"III. COMMENT ON CONNAÎT LES CORPS
Toutes les choses qui sont en ce monde, dont nous ayons quelque connaissance, sont des corps ou des esprits ; propriétés de corps, propriétés d'esprits. On ne peut douter que l'on ne vole les corps avec leurs propriétés par leurs idées ; parce que n'étant pas intelligibles par eux-mêmes, nous ne les pouvons voir que dans l'être, qui les renferme d'une manière intelligible. Ainsi c'est en Dieu, et par leurs idées, que nous voyons les corps avec leurs propriétés ; et c'est pour cela que la connaissance que nous en avons est très parfaite : je veux dire, que l'idée que nous avons de l'étendue suffit pour nous faire connaître toutes les propriétés, dont l'étendue est capable ; et que nous ne pouvons désirer d'avoir une idée plus distincte et plus féconde de l'étendue, des figures et des mouvements que celle que Dieu nous en donne.
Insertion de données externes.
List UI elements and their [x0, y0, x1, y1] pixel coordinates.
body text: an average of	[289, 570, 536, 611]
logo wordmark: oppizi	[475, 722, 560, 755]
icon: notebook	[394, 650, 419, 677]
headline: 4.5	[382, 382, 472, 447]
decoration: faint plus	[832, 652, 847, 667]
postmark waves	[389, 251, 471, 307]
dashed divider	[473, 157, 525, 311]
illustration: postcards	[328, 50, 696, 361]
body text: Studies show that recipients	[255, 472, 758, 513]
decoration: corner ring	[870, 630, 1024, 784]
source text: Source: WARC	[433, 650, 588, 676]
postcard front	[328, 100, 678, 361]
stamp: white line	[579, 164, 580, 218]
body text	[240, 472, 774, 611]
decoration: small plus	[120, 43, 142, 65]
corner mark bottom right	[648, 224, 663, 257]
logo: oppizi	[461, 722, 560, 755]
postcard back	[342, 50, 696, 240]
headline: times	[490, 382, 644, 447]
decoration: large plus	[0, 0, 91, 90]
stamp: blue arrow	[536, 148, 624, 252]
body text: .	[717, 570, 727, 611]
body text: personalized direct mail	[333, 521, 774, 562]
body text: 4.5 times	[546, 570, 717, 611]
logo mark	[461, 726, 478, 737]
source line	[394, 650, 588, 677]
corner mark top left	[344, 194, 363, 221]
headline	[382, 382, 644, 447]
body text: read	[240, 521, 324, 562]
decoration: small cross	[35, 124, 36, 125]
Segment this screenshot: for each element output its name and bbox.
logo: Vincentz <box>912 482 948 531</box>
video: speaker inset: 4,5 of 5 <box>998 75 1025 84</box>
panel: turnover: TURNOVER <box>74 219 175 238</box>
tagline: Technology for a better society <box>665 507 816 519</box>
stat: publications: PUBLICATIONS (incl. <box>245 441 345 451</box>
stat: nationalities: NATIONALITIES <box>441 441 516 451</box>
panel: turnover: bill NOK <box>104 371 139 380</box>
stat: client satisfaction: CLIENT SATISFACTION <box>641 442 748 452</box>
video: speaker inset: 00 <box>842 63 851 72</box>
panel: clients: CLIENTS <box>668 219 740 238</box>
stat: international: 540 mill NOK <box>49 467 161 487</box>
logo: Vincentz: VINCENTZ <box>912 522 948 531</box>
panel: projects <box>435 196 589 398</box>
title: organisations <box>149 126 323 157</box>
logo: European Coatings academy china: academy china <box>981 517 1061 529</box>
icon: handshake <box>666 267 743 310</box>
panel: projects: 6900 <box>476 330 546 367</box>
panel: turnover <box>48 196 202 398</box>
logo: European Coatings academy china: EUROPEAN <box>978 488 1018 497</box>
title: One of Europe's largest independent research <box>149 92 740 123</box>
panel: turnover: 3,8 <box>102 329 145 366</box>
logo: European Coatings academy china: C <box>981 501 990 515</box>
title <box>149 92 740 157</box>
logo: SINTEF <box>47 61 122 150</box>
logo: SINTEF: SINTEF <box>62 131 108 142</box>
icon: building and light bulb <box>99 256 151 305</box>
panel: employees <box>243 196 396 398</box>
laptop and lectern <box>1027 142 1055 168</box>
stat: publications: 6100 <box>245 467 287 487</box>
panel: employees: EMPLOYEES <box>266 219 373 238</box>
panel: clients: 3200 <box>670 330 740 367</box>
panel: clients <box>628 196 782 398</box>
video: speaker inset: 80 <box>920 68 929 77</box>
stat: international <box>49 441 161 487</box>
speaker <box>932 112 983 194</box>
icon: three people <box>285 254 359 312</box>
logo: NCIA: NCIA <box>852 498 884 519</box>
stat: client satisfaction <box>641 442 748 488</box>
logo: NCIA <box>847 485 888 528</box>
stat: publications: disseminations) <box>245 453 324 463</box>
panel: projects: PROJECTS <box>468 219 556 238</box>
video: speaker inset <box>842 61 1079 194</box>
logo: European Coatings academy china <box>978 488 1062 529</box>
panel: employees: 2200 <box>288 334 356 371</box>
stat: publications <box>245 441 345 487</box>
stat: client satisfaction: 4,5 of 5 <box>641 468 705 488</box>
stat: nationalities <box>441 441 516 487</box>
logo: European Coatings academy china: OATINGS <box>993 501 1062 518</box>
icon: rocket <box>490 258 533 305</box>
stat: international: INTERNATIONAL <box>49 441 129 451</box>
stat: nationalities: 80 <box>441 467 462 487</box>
Comme les idées des choses qui sont en Dieu renferment toutes leurs propriétés, qui en voit les idées, en peut voir successivement toutes les propriétés : car lorsqu'on voit les choses comme elles sont en Dieu, on les voit toujours d'une manière très parfaite : et elle serait infiniment parfaite, si l'esprit qui les y voit était infini. Ce qui manque à la connaissance que nous avons de l'étendue, des figures, et des mouvements, n'est point un défaut de l'idée qui la représente, mais de notre esprit qui la considère.
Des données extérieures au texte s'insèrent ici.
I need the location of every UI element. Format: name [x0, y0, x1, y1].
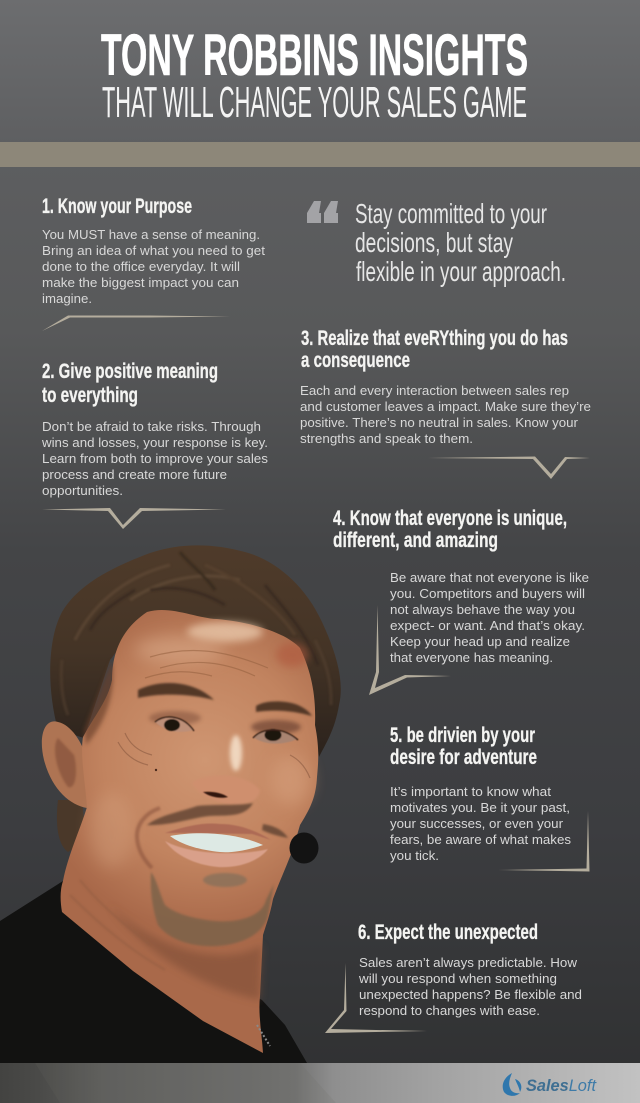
panel: 2 give positive meaning: Don’t be afraid to take risks. Through: [42, 420, 261, 434]
panel: 4 everyone is unique: not always behave the way you: [390, 603, 575, 617]
left eye: [155, 717, 194, 732]
upper lip: [165, 823, 271, 840]
panel: 5 desire for adventure: motivates you. Be it your past,: [390, 801, 570, 815]
back hair: [57, 800, 86, 852]
header band: [0, 142, 640, 167]
right cheek: [270, 755, 310, 805]
panel: 4 everyone is unique: different, and amazing: [333, 529, 498, 552]
face and neck skin: [61, 610, 318, 1053]
panel: 3 realize everything has a consequence: [300, 327, 591, 479]
panel: 5 desire for adventure: It’s important to know what: [390, 785, 552, 799]
footer portrait ghost: [35, 1063, 336, 1103]
panel: 3 realize everything has a consequence: Each and every interaction between sales rep: [300, 384, 569, 398]
SalesLoft logo: SalesLoft: [526, 1076, 597, 1095]
necklace: [257, 1025, 270, 1046]
panel: 5 desire for adventure: you tick.: [390, 849, 439, 863]
temple shadow: [84, 660, 113, 745]
under-chin shadow: [110, 905, 262, 1000]
pull quote: Stay committed to your: [355, 198, 547, 229]
panel: 1 know your purpose: done to the office everyday. It will: [42, 260, 240, 274]
eye sockets: [149, 711, 201, 725]
panel: 4 everyone is unique: Be aware that not everyone is like: [390, 571, 589, 585]
hair: [50, 545, 341, 757]
panel: 2 give positive meaning: wins and losses, your response is key.: [41, 436, 268, 450]
panel: 6 expect the unexpected: Sales aren’t always predictable. How: [359, 956, 578, 970]
title: [101, 23, 528, 127]
nostrils: [203, 792, 228, 798]
panel: 2 give positive meaning: Learn from both to improve your sales: [42, 452, 268, 466]
pull quote: [355, 198, 566, 287]
panel: 6 expect the unexpected: respond to changes with ease.: [359, 1004, 540, 1018]
right eye: [253, 729, 298, 744]
panel: 2 give positive meaning: process and create more future: [42, 468, 227, 482]
mustache: [147, 803, 253, 825]
panel: 4 everyone is unique: Keep your head up and realize: [390, 635, 570, 649]
forehead glow: [135, 636, 225, 664]
forehead highlight: [187, 622, 263, 642]
panel: 2 give positive meaning: to everything: [42, 384, 138, 407]
panel: 6 expect the unexpected: 6. Expect the unexpected: [358, 921, 538, 944]
panel: 4 everyone is unique: [333, 507, 589, 695]
stubble goatee: [151, 872, 274, 946]
neck lines: [70, 880, 165, 970]
panel: 6 expect the unexpected: [325, 921, 582, 1033]
panel: 5 desire for adventure: [390, 724, 590, 872]
temple red: [276, 643, 308, 667]
lower lip: [165, 841, 268, 867]
nose highlight: [230, 735, 242, 771]
panel: 5 desire for adventure: your successes, or even your: [390, 817, 563, 831]
panel: 3 realize everything has a consequence: positive. There’s no neutral in sales. Know your: [300, 416, 578, 430]
icon: droplet: [503, 1073, 521, 1096]
panel: 4 everyone is unique: you. Competitors and buyers will: [390, 587, 585, 601]
smile crease: [137, 808, 160, 868]
panel: 5 desire for adventure: desire for adventure: [390, 746, 537, 769]
lower-left cheek light: [90, 792, 134, 868]
panel: 4 everyone is unique: expect- or want. And that’s okay.: [390, 619, 585, 633]
panel: 1 know your purpose: You MUST have a sense of meaning.: [42, 228, 260, 242]
microphone: [290, 832, 318, 864]
panel: 1 know your purpose: 1. Know your Purpose: [42, 195, 192, 218]
panel: 3 realize everything has a consequence: and customer leaves a impact. Make sure they’re: [300, 400, 591, 414]
hair strands: [61, 552, 331, 715]
panel: 6 expect the unexpected: will you respond when something: [358, 972, 557, 986]
panel: 5 desire for adventure: fears, be aware of what makes: [390, 833, 571, 847]
panel: 1 know your purpose: [42, 195, 266, 331]
mole: [155, 769, 157, 771]
panel: 5 desire for adventure: 5. be drivien by your: [390, 724, 535, 747]
panel: 1 know your purpose: imagine.: [42, 292, 92, 306]
panel: 2 give positive meaning: opportunities.: [42, 484, 123, 498]
pull quote: decisions, but stay: [355, 227, 513, 258]
panel: 1 know your purpose: Bring an idea of what you need to get: [42, 244, 266, 258]
jacket and shirt: [0, 881, 307, 1063]
teeth: [170, 833, 263, 852]
footer bar: [0, 1063, 640, 1103]
crow's feet: [118, 733, 310, 778]
SalesLoft logo: [503, 1073, 597, 1096]
panel: 3 realize everything has a consequence: strengths and speak to them.: [300, 432, 473, 446]
portrait of Tony Robbins: [0, 545, 341, 1063]
panel: 4 everyone is unique: that everyone has meaning.: [390, 651, 553, 665]
panel: 6 expect the unexpected: unexpected happens? Be flexible and: [359, 988, 582, 1002]
quote mark icon: [307, 201, 338, 223]
soul patch: [203, 873, 247, 887]
panel: 3 realize everything has a consequence: a consequence: [301, 349, 410, 372]
panel: 2 give positive meaning: [41, 360, 268, 529]
ear: [42, 721, 90, 808]
nose: [192, 775, 260, 804]
panel: 2 give positive meaning: 2. Give positive meaning: [42, 360, 218, 383]
panel: 1 know your purpose: make the biggest impact you can: [42, 276, 239, 290]
eyebrows: [138, 683, 214, 700]
forehead wrinkles: [145, 650, 268, 678]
IV. COMMENT ON CONNAÎT SON ÂME
Il n'en est pas de même de l'âme, nous ne la connaissons point par son idée - nous ne la voyons point en Dieu : nous ne la connaissons que par conscience ; et c'est pour cela que la connaissance que nous en avons est imparfaite. Nous ne savons de notre âme, que ce que nous sentons se passer en nous. Si nous n'avions jamais senti de douleur, de chaleur, de lumière, etc. nous ne pourrions savoir si notre âme en serait capable, parce que nous ne la connaissons point par son idée. Mais si nous voyions en Dieu l'idée qui répond à notre âme, nous connaîtrions en même temps, ou nous pourrions connaître toutes les propriétés dont elle est capable: comme nous connaissons ou nous pouvons connaître toutes les propriétés dont l'étendue est capable parce que nous connaissons l'étendue par son idée.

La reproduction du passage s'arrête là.